Planning a spring break or summer trip? Here’s some solid advice on vacation rentals.
By MARILYN ROBITAILLE
Depending on your reason for travel, destination, length of stay and number in your party, it’s always good to weigh your lodging options. Although the safest bet might be that four or five-star resort or hotel, prices can often leave you breathless, especially when you add travel and food expenses.
You might do well to consider what can be a far less expensive option: a vacation home rented by an individual through an agency account.
The option for a vacation home rental can have its problems, so if you pack your bags and plan to sleep at a place you find on Vacation Rental by Owner (VRBO) or Airbnb, exercise some caution before you head out the door.
Although you might encounter a vacation home rental on a more generic website than VRBO or Airbnb, be careful. Both of these major players come with good insurance to cover your expenses if something goes terribly wrong.
I once had an owner cancel my reservation one day before departure. I notified the agency, and within a couple of hours, they sent me alternative options and paid the bill from the funds I had already committed.
Of course, part of what you’ll pay includes a fee to the agency, but the accounting has transparency, and you can rest assured that the million-dollar liability policy might be one you’re glad the owner has in case you fall down those front steps.
Know your geography. Several places across the country have decided that short-term renters mar the ambiance of the neighborhood. New York City has passed strict regulations, and most stays under a month fall under the guidelines.
Hosts can rent their homes for two guests, but owners must reside and be present on the premises. The NYC regulations can easily be Googled, so know the guidelines before you take someone’s word that they’re following the rules.
My only short-term rental horror story occurred in New York City. I rented what looked like the perfect apartment in pictures. They turned out to be a creative fiction. Management stopped answering my phone calls, and I never did receive any compensation. We had no option other than to tough it out. We were in the apartment as little as possible, but we did have to sleep with resident bugs and a city mouse or two.
By the time I was back in Texas, the rental website had disappeared.

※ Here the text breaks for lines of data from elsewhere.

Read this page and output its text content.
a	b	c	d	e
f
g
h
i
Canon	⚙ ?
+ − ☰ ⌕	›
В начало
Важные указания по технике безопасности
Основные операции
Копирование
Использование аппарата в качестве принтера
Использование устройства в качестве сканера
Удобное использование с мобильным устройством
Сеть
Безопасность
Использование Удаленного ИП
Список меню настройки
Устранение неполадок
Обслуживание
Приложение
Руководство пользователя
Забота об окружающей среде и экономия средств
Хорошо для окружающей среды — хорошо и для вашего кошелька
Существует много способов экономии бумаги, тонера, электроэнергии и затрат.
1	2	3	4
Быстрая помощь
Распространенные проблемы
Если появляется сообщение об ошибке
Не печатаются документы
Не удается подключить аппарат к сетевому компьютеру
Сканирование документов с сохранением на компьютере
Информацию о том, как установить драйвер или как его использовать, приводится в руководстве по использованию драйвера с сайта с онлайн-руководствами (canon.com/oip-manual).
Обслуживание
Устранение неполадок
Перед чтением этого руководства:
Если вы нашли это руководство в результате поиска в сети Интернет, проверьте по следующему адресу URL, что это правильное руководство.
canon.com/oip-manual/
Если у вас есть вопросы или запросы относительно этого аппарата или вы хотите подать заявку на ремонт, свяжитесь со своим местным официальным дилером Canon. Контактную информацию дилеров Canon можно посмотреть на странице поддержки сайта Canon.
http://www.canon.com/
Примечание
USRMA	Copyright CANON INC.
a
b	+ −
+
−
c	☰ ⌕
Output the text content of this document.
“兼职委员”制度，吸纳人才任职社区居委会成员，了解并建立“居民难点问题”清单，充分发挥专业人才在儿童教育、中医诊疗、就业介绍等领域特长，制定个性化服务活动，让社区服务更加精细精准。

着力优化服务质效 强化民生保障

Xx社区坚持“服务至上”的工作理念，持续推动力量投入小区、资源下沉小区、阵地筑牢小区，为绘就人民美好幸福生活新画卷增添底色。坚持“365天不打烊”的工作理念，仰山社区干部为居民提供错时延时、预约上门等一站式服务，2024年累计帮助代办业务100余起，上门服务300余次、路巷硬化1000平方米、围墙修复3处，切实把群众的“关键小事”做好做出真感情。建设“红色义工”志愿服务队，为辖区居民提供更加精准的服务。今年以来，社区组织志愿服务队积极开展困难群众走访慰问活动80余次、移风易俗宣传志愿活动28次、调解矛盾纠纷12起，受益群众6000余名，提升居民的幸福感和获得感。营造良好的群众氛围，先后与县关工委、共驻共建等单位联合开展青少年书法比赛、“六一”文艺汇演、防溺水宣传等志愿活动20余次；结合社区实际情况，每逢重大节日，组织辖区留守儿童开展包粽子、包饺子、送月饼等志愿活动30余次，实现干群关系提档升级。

Mechanisms on VRBO and Airbnb show you reviews from other renters and various kinds of rating systems. Pay attention to those. Even with screening done by the agencies, occasionally a scam occurs. I never use the instant book option without emailing the owner. You can tell quite a lot about a person by the way they communicate.
Beware of any offers by an owner to bypass the agency and deal directly with them. You’ll have no recourse and no liability policy. Doing your own background check can be tedious. The owners pay a healthy annual fee for their property to be on the agency’s website; I don’t trust someone trying to cheat the system for the few bucks the agency makes.
Brave soul that I am, I’ve actually traveled alone to a foreign country and booked a vacation rental through Airbnb and VRBO on multiple occasions. For peace of mind, I always have about $100 in foreign currency (in addition to a credit or debit card, of course), a cell phone with internet that works the second I disembark, and an arrival time well before dark.
I’ve arrived in places where I had to search for a key in a green cabinet on a back porch with multiple green cabinets, a place with a locked gate where I had to wait on a Russian woman who spoke no English to let me in, and a place where the owner left copious notes on how to turn on the water, air conditioner, and WiFi.
I managed all of it without an engineering degree.
Consider the joy of having that first cup of coffee in your PJs; the comfort of relaxing in a big space with multiple rooms, maybe even multiple bathrooms; and the feeling of living like a native.
Do your homework, and you’ll find that it’s worth your time and effort.